Qualitative studies, in the realm of physical disease management, have suggested that patients can be ambivalent about healthcare technology, views mediated by the technologies place of use (i.e. home vs. public environments). Implementation is often obstructed by system design; uneven integration resulting from poor information transmission concerning the role of technological systems and their adoption; contextual relevancy; and uncertainties about novel software's adequacy and purpose. Furthermore, threats to independence, prior identities and established ways of self-managing, perceived technical competence, and how technology disrupts healthcare practices, were cited as reasons for non-participation or withdrawal from a recent trial for mobile-phone based intervention in the UK. Healthcare technologies have been found to positively impact on patients' sense of autonomy and participation in social activities, but can also greatly restrict behaviour.

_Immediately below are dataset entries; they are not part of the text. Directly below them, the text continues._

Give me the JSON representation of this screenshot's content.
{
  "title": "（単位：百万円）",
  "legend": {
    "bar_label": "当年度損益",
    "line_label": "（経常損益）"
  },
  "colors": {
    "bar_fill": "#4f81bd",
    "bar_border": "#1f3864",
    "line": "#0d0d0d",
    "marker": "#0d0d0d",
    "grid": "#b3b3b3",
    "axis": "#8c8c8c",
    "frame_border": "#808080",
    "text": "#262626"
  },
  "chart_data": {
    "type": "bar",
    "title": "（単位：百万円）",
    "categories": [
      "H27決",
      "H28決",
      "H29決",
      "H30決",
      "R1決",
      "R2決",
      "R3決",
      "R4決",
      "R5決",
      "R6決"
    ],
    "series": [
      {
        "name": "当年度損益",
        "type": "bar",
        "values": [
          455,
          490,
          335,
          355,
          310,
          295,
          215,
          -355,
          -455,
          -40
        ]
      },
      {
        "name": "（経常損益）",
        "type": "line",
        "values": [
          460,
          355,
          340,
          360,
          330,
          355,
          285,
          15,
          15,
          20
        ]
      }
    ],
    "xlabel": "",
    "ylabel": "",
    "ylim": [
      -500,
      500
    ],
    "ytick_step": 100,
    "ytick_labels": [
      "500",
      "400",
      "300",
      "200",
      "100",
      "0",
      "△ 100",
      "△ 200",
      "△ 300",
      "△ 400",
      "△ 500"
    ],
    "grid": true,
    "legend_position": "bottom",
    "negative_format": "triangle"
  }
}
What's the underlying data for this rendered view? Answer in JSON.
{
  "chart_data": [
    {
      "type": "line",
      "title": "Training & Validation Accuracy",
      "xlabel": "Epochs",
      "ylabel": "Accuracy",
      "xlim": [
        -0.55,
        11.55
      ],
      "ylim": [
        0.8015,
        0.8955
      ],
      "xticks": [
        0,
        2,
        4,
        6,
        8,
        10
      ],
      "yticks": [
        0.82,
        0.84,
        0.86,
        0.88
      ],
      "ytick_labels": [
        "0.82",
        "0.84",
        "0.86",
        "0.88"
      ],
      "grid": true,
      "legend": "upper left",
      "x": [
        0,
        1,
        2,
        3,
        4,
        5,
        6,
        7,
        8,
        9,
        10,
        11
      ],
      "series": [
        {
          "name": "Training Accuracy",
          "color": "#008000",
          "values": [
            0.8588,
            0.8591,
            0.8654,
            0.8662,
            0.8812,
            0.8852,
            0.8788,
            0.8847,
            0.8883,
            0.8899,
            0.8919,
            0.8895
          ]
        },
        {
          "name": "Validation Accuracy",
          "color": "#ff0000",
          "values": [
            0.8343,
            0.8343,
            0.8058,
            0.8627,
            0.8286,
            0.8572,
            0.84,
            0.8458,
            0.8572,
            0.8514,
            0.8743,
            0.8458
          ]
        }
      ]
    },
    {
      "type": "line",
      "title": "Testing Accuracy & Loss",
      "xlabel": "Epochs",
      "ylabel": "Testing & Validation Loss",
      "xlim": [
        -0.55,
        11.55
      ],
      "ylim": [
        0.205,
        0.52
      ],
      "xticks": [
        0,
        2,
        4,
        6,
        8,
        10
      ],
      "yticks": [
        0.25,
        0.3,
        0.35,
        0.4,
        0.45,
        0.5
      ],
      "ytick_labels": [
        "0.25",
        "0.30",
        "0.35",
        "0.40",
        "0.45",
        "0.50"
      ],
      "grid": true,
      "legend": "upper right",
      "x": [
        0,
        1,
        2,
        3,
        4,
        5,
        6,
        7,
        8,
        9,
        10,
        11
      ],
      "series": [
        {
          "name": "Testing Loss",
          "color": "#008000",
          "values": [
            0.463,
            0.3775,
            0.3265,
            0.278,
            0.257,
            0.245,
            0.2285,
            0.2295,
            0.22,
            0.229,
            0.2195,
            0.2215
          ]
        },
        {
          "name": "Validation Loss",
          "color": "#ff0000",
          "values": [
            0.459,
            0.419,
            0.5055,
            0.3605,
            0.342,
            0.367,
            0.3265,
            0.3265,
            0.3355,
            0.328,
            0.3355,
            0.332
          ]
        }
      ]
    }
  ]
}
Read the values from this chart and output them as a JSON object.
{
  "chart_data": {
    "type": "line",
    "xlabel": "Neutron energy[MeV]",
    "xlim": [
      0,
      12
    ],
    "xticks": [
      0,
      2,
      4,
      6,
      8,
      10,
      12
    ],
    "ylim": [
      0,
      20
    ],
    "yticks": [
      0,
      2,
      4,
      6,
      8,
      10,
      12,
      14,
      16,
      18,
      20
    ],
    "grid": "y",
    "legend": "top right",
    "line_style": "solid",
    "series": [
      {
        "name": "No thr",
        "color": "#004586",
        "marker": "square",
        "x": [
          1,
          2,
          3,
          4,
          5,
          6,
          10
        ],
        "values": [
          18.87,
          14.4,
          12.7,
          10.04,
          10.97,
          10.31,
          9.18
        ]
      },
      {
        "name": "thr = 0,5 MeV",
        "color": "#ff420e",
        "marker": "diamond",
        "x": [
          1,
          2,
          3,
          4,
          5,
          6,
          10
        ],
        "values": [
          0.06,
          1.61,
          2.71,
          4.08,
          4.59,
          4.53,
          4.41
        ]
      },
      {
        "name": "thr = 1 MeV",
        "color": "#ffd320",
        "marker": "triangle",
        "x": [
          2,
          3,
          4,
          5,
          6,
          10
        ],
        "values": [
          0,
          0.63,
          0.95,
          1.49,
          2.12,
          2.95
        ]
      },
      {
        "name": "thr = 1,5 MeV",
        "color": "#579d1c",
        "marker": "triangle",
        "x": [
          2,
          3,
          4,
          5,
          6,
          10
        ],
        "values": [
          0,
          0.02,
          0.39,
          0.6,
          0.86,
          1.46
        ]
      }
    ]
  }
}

For example, in regards to the latter, technology that draws attention to an individual may make them feel uneasy and avoid public spaces.
Although single studies can be revealing, reviews allow new insights and reinterpretations of themes from across different clinical groups and software packages. A recent meta-synthesis identified several factors influencing how technology is integrated into the management of chronic conditions, including preventing individuals from recreating a normalized identity, the generation of new uncertainties, issues with technological dependence, problems with adapting to a technologically assisted life, and difficulties with actually using the devices. In analysis of 16 studies, Obstfelder and colleagues observed that successfully implemented medical software applications had clear benefits to the challenges faced by local services, and provided solutions to medical and political issues (e.g. targeting individuals in inaccessible geographical regions). A collaborative enterprise between promoters and users, and the presence of a clear organisational and technical arrangement within a service, were found to further facilitate successful adoption of technology. Thus, a multitude of factors may influence the accommodation of mobile health devices into domestic settings, and its ability to make the transition from the foreground to the background of peoples' lives. Integration and acceptance may be vital in determining mobile-phone technologies ability to assist with long-term disease management.
The aim of this study was to explore patients' understandings and perceptions of mobile-phone based clinical assessment for psychosis, and how it might be implemented into their everyday lives and clinical care. The contents represent the qualitative component of a mixed-methodology evaluation of both text and native Smartphone application administered assessments for psychosis. The quantitative part of the study explored differences in the acceptability and feasibility of the two forms of software, and can be found in a separate manuscript. To the best of the author's knowledge a qualitative exploration of mobile healthcare technologies has never previously been conducted in individuals with schizophrenia (Daker White G, Rogers A: What is the potential for social networks and support to enhance future telehealth interventions for people with a diagnosis of schizophrenia? A critical interpretive synthesis. Submitted).